This is the multi-page printable view of this section. Click here to print.

Return to the regular view of this page.

Best Practices

Best Practices when running Capsule in production

1 - Architecture

Architecture references and considerations

Ownership

In Capsule, we introduce a new persona called the Tenant Owner. The goal is to enable Cluster Administrators to delegate tenant management responsibilities to Tenant Owners. Here’s how it works:

  • Tenant Owners: They manage the namespaces within their tenants and perform administrative tasks confined to their tenant boundaries. This delegation allows teams to operate more autonomously while still adhering to organizational policies.
  • Cluster Administrators: They provision tenants, essentially determining the size and resource allocation of each tenant within the entire cluster. Think of it as defining how big each piece of cake (Tenant) should be within the whole cake (Cluster).

Capsule provides robust tools to strictly enforce tenant boundaries, ensuring that each tenant operates within its defined limits. This separation of duties promotes both security and efficient resource management.

Key Decisions

Introducing a new separation of duties can lead to a significant paradigm shift. This has technical implications and may also impact your organizational structure. Therefore, when designing a multi-tenant platform pattern, carefully consider the following aspects. As Cluster Administrator, ask yourself:

  • 🔑 How much ownership can be delegated to Tenant Owners (Platform Users)?

The answer to this question may be influenced by the following aspects:

  • Are the Cluster Adminsitrators willing to grant permissions to Tenant Owners?

    • You might have a problem with know-how and probably your organisation is not yet pushing Kubernetes itself enough as a key strategic plattform. The key here is enabling Plattform Users through good UX and know-how transfers
  • Who is responsible for the deployed workloads within the Tenants??

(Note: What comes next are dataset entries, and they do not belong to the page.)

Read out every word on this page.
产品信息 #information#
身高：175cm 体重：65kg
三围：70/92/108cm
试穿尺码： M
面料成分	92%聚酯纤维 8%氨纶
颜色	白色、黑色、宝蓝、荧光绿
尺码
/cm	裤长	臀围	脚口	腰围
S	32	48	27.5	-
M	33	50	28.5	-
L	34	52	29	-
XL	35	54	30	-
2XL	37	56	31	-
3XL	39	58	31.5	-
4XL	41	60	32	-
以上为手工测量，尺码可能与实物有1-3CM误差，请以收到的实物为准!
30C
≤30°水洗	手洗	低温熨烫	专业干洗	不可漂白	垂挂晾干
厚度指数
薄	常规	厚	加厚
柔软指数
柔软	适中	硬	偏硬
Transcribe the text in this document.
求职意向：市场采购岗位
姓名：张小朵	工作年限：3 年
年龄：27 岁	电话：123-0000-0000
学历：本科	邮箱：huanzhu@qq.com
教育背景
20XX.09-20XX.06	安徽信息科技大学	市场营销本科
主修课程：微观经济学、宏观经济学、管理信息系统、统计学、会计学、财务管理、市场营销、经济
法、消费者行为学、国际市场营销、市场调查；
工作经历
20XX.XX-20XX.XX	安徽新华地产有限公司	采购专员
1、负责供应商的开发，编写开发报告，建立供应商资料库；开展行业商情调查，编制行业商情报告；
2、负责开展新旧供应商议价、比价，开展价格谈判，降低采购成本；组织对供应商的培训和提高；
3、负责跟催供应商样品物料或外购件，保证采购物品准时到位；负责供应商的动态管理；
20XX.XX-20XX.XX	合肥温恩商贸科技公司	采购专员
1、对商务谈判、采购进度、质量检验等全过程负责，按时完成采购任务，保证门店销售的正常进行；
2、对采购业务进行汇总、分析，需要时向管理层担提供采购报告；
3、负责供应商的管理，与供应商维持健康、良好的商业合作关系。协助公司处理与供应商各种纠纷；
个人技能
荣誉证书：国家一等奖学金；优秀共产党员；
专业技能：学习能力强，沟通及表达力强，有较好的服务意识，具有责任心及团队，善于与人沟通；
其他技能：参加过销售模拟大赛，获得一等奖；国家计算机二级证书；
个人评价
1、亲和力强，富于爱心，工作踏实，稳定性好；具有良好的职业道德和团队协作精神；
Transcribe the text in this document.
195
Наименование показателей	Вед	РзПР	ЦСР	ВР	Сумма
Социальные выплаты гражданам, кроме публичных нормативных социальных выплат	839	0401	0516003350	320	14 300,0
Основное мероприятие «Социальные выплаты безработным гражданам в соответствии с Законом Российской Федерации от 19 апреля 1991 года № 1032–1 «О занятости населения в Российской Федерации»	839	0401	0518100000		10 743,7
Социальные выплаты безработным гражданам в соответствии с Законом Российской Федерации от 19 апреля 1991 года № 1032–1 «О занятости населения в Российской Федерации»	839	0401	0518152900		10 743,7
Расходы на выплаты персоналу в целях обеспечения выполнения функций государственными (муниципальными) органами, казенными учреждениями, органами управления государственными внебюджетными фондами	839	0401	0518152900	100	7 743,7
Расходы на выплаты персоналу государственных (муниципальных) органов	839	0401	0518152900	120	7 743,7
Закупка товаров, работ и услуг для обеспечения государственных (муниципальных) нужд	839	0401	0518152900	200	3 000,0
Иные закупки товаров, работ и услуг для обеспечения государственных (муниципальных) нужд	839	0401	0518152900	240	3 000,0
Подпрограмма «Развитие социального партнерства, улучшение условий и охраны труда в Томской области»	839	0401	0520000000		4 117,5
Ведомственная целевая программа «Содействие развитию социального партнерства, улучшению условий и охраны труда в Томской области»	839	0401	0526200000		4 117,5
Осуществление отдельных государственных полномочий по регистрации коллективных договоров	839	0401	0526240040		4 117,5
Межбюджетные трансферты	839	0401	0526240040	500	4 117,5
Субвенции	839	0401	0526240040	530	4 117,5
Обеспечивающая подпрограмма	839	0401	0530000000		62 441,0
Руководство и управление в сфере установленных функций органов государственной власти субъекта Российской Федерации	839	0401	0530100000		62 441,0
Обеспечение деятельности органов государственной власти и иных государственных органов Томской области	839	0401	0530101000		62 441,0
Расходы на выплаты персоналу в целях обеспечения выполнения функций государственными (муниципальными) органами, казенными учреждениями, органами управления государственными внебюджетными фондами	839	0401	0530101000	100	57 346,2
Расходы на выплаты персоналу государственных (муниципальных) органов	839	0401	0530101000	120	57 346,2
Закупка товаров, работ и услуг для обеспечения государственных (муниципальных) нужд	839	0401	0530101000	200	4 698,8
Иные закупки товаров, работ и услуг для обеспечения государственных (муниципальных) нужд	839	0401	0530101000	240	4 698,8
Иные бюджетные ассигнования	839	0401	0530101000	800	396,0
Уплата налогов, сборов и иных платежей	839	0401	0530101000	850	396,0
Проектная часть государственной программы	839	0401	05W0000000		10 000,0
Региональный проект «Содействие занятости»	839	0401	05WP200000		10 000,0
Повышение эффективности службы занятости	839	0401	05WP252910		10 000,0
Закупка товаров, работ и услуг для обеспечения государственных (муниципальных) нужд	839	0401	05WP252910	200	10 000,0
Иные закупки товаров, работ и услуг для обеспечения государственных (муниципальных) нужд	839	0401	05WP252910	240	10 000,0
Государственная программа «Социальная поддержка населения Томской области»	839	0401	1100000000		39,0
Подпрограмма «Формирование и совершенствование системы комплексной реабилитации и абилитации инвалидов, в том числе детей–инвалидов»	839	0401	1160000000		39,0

    • If Platform Administrators are still handling this, a true “shift left” has not yet been achieved.
  • Who gets paged during a production outage within a Tenant’s application??

    • You’ll need robust monitoring that enables Tenant Owners to clearly understand and manage what’s happening inside their own tenant.
  • Are your customers technically capable of working directly with the Kubernetes API??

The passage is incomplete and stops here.